Deer Prudence 

Deerhoof’s scientific method yields another batch of innovative rock

Death Cab for Cutie guitarist Chris Walla once expressed his dislike of so-called experimental music this way: “I don’t want experiments. I want results.”

Death Cab for Cutie guitarist Chris Walla once expressed his dislike of so-called experimental music this way: “I don’t want experiments. I want results.” Of course, there can’t be results without experiments—it’s whether those results are worth listening to that’s really at issue. And aside from cover bands, what musical outfit doesn’t experiment? To do otherwise is to merely burnish the grooves of formula.

Deerhoof are often saddled with the “experimental” label—one that fits more readily on bands who supplant the notion of music as enjoyment with a conceptual one—only to defy it time and again with their quirky pop mechanics and shifting melodic, structural and textural sensibilities. By doing so, they’ve pieced together some fantastic albums, and their latest, Friend Opportunity, is no exception.

Just as The Runners Four was a grittier, more id-ful affair than its predecessor, Opportunity represents another leap forward, this time toward a more airy, dramatic sound, from the bluesy propulsion of “+81” to the Superfly guitar riffs of “Believe E.S.P.” to the stadium-rock stylings of “Matchbook Seeks Maniac.”
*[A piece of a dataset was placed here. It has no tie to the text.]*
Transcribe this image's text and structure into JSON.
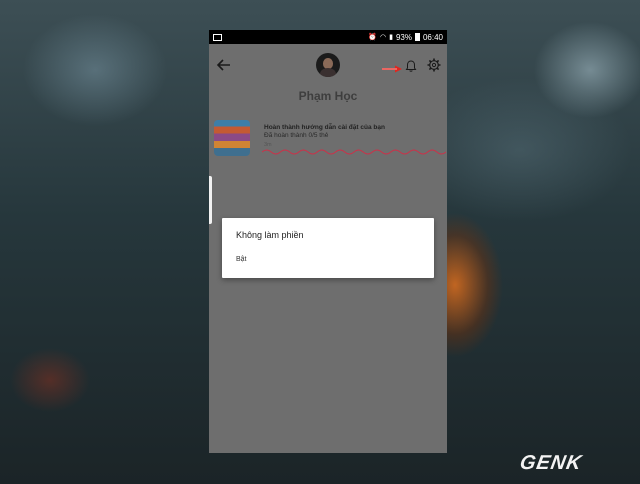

And even after playing to huge crowds and alongside marquee names, the band claims to have changed little. “We worked the same way we often work, basically getting together, spending all day every day working on stuff—just trying to get to where everyone is happy with everything, and trying to find out what the core of everything is,” says guitarist John Dieterich from his home in Oakland.

“Spending all day every day working on stuff” may sound like a bit much, but it’s the band’s obsession with the smallest details that produces the light and heat necessary to mold their idiosyncratic pop structures.

“Part of the idea of this band is that anybody in the band has the right and the ability to basically say, ‘This isn’t done yet,’ or ‘This isn’t right, we have to fix it,’ ” says Dieterich. “So with The Runners Four…we turned it into part of the concept of the album in a way.”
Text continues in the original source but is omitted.